Oil and gas extraction increases public’s exposure to hazardous materials
As indicated by local examples and by an Environmental Protection Agency study, hydraulic fracturing (or fracking) for oil and gas have the potential to contaminate surface water and groundwater. This can introduce unsafe levels of naturally occurring toxins, radioactive materials, and toxic heavy metals into drinking water. Fracking also increases toxic smog composed of volatile organic compounds (VOCs, or hazardous air pollutants).
- Chemicals used in the natural gas extraction process and stored in open-air waste pits are hazardous to the lungs, liver, kidneys, blood, and brain.
- Exposure to toxic chemicals like benzene and n-hexane from crude oil spills can cause chronic mental, physical, and physiological health effects in local residents and cleanup workers.
- Additional resources:
- Propublica on “significant incidents” of pipeline spills, which contaminate water with dangerous levels of mercury and other toxic substances
- National Institute on Environmental Health Sciences on VOCs from hydraulic fracturing
Oil refining releases carcinogenic chemicals and harmful byproducts
Oil refining is a major health hazard for people living and working in nearby areas.
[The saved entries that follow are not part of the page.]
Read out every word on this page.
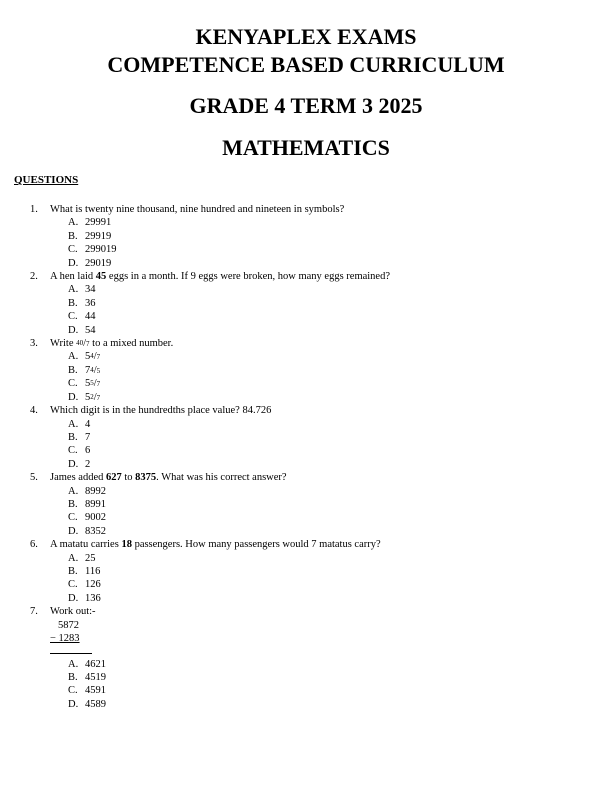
KENYAPLEX EXAMS
COMPETENCE BASED CURRICULUM
GRADE 4 TERM 3 2025
MATHEMATICS
QUESTIONS
1.	What is twenty nine thousand, nine hundred and nineteen in symbols?
A. 29991
B. 29919
C. 299019
D. 29019
2.	A hen laid 45 eggs in a month. If 9 eggs were broken, how many eggs remained?
A. 34
B. 36
C. 44
D. 54
3.	Write $^{40}$ / 7 to a mixed number.
A. $5^4 / 7$
B. $7^4 / 5$
C. $5^5 / 7$
D. $5^2 / 7$
4.	Which digit is in the hundredths place value? 84.726
A. 4
B. 7
C. 6
D. 2
5.	James added 627 to 8375. What was his correct answer?
A. 8992
B. 8991
C. 9002
D. 8352
6.	A matatu carries 18 passengers. How many passengers would 7 matatus carry?
A. 25
B. 116
C. 126
D. 136
7.	Work out:-
5872
− 1283
A. 4621
B. 4519
C. 4591
D. 4589
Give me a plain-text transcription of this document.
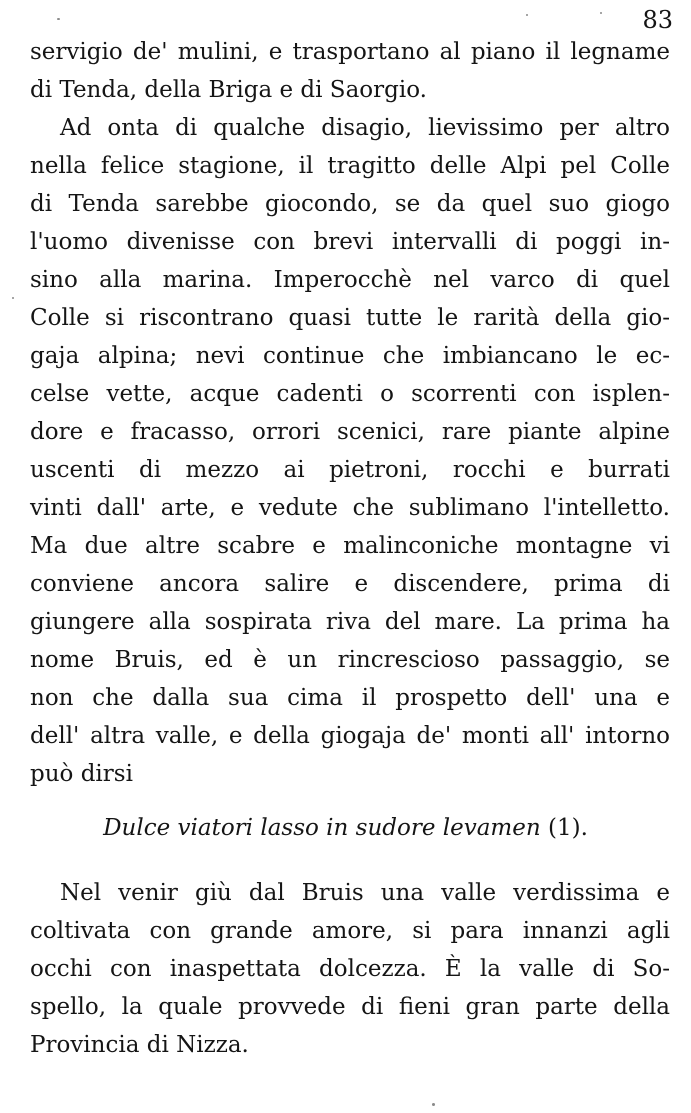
83
servigio de' mulini, e trasportano al piano il legname
di Tenda, della Briga e di Saorgio.
Ad onta di qualche disagio, lievissimo per altro
nella felice stagione, il tragitto delle Alpi pel Colle
di Tenda sarebbe giocondo, se da quel suo giogo
l'uomo divenisse con brevi intervalli di poggi in-
sino alla marina. Imperocchè nel varco di quel
Colle si riscontrano quasi tutte le rarità della gio-
gaja alpina; nevi continue che imbiancano le ec-
celse vette, acque cadenti o scorrenti con isplen-
dore e fracasso, orrori scenici, rare piante alpine
uscenti di mezzo ai pietroni, rocchi e burrati
vinti dall' arte, e vedute che sublimano l'intelletto.
Ma due altre scabre e malinconiche montagne vi
conviene ancora salire e discendere, prima di
giungere alla sospirata riva del mare. La prima ha
nome Bruis, ed è un rincrescioso passaggio, se
non che dalla sua cima il prospetto dell' una e
dell' altra valle, e della giogaja de' monti all' intorno
può dirsi
Dulce viatori lasso in sudore levamen (1).
Nel venir giù dal Bruis una valle verdissima e
coltivata con grande amore, si para innanzi agli
occhi con inaspettata dolcezza. È la valle di So-
spello, la quale provvede di fieni gran parte della
Provincia di Nizza.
Hydrocarbon, flue gas and particulate emissions from oil refining and combustion are correlated with increased risk of death from cardiovascular and respiratory illnesses. Workers in the oil and gas industries experience higher rates of occupational-related fatalities than all other U.S. industries combined.
- Children residing in near proximity to major industrial installations (petroleum refineries in particular) experienced excessive premature mortality rates from leukemia and other cancers.
- Oil refineries are vulnerable to leaks of dangerous chemicals as the result extreme weather events and other natural disasters. In the immediate aftermath of Hurricane Harvey, oil refineries and chemical plants released over 1 million pounds of toxic air pollutants known to harm human health and in some cases cause cancer.
- Additional resources:
- U.S. Department of Labor on injury and chronic disease associated with oil and gas extraction
- National Cancer Institute on cancer-causing benzene at refineries
People of color are more impacted by power plants and toxic sites
Many studies show that power plants and toxic disposal sites are overwhelmingly located near people of color. This means that people of color are exposed to more airborne pollutants than whites. For example, concentrations of nitrogen dioxide, a fossil fuel emission and major cause of heart disease, are 38 percent higher in non-white communities.
- According to a report by the National Association for the Advancement of Colored People (NAACP), approximately 68 percent of African Americans live within 30 miles of a coal-fired power plant.
- African American children are three times as likely to be admitted to the hospital and two times as likely to die from an asthma attack as a white child.
- Latinos are 51 percent more likely to live in counties with dangerous levels of ozone and Latino children are two times more likely to die from asthma than white children.
- Native American communities across the U.S. continue to experience an ongoing legacy of health impacts from pipeline leaks that infiltrate drinking water, as well as respiratory illness, heart disease and cancers caused by pollution from coal plants.